Si sentono anche molte affermazioni discordanti sugli effetti che il picco potrebbe avere sul prezzo del petrolio. Le opinioni sono opposte: secondo alcuni, il picco comporterà un aumento dei prezzi, ma secondo altri, invece, il prezzo diminuirà perché l’economia andrà in recessione. Forse questo dualismo si può spiegare precisando che il consumo di petrolio e l’andamento del prezzo si influenzano l’un l’altro. Se il prezzo sale, il consumo dovrebbe diminuire, provocando un eccesso di offerta che a sua volta farà scendere il prezzo. Ma questo, mi dicono, vale solo se la domanda è elastica, e spesso per i carburanti non lo è. Infatti non c’è solo questo meccanismo. La politica cerca di agire sul prezzo, e la mia impressione è che lo sforzo degli Stati Uniti nello sviluppare i campi di Shale Oil possa essere interpretato in questo modo. Senza badare alla convenienza economica, gli USA vogliono ottenere due risultati: tenere basso il prezzo – necessario per mantenere un tenore di vita elevato -, e diventare indipendenti dal punto di vista energetico.

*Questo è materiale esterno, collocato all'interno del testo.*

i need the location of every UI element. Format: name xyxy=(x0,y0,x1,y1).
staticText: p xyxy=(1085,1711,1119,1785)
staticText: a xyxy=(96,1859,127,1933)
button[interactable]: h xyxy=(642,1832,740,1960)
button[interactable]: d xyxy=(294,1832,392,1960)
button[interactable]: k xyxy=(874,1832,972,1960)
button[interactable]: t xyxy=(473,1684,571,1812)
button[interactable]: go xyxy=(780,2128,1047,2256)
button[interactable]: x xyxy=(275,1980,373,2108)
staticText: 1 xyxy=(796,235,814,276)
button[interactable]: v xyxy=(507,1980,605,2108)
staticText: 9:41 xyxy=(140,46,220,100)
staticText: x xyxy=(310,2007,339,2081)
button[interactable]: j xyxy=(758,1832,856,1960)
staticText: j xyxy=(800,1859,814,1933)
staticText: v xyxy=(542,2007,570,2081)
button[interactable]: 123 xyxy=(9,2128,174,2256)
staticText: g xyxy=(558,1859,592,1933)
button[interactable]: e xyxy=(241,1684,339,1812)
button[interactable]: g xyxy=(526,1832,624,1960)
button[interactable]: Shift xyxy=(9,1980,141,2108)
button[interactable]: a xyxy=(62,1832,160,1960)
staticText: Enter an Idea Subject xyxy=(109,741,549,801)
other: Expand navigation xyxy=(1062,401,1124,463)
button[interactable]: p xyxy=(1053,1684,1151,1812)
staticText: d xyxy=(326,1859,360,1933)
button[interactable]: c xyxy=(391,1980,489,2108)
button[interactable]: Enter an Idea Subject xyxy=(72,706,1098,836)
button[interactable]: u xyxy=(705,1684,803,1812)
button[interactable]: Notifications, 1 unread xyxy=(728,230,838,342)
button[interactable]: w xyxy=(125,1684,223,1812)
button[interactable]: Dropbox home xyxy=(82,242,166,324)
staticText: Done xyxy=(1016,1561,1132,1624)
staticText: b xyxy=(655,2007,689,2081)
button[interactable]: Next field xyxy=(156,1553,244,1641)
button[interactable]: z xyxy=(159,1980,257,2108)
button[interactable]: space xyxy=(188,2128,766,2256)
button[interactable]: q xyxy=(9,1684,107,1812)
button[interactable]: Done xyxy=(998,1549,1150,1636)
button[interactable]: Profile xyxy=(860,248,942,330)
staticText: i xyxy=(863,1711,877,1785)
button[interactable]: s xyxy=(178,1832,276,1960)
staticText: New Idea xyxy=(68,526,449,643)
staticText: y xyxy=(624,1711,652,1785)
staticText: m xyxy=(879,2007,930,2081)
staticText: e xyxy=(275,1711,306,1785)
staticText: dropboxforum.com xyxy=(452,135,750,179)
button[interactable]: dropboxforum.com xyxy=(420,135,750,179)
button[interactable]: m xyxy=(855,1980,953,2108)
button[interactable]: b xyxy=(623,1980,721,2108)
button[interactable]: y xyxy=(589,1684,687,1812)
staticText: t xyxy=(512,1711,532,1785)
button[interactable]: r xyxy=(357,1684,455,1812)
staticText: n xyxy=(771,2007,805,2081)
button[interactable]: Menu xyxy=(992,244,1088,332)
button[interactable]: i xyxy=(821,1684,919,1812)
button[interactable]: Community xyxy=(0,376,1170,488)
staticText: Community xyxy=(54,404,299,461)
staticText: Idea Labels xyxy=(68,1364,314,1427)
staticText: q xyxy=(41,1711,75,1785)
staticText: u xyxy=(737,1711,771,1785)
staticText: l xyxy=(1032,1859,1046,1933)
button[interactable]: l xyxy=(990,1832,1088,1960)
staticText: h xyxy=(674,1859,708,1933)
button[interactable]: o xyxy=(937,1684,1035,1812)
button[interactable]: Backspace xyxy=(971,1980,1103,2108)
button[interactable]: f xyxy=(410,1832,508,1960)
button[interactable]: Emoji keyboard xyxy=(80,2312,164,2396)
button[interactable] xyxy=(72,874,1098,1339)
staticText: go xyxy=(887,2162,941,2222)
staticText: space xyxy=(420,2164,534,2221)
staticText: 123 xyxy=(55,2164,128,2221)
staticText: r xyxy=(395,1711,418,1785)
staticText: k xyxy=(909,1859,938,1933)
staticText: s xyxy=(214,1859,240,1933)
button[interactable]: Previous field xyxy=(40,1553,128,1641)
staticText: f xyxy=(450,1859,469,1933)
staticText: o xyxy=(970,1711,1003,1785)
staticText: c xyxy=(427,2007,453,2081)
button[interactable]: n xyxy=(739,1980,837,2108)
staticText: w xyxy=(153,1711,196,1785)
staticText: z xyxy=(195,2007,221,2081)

C’è poi chi sostiene  che il costo di estrazione dell’olio di scisto è maggiore del ricavo, e che a questi prezzi le compagnie stanno accumulando debiti. Anche il debito pubblico americano sarebbe aumentato molto a causa degli investimenti necessari per estrarre questo tipo di petrolio.

Mi piacerebbe allora capire meglio  il collegamento tra il cosiddetto “Quantitative Easing” (e cioè l’abbassamento dei tassi di interesse) e il prezzo del petrolio. Facendo una analisi superficiale, mi viene da pensare che i tassi bassi hanno permesso di finanziare l’estrazione di questo petrolio troppo costoso e troppo pericoloso per l’ambiente. Ma qui mi devo fermare, con un’ultima considerazione: il petrolio è la materia prima per tantissimi prodotti utili, dalle fibre tessili ai fertilizzanti, dalle plastiche ai medicinali, e molto altro. A partire dagli anni ’60 del Novecento, il numero di prodotti utili derivati del petrolio è aumentato moltissimo e sarebbe bene tenerne conto. Occorre evitare di sprecare una risorsa così preziosa, bruciandola allegramente nei motori dei nostri mezzi di trasporto e dei nostri trattori, sempre più efficienti ma anche sempre più grandi e pesanti.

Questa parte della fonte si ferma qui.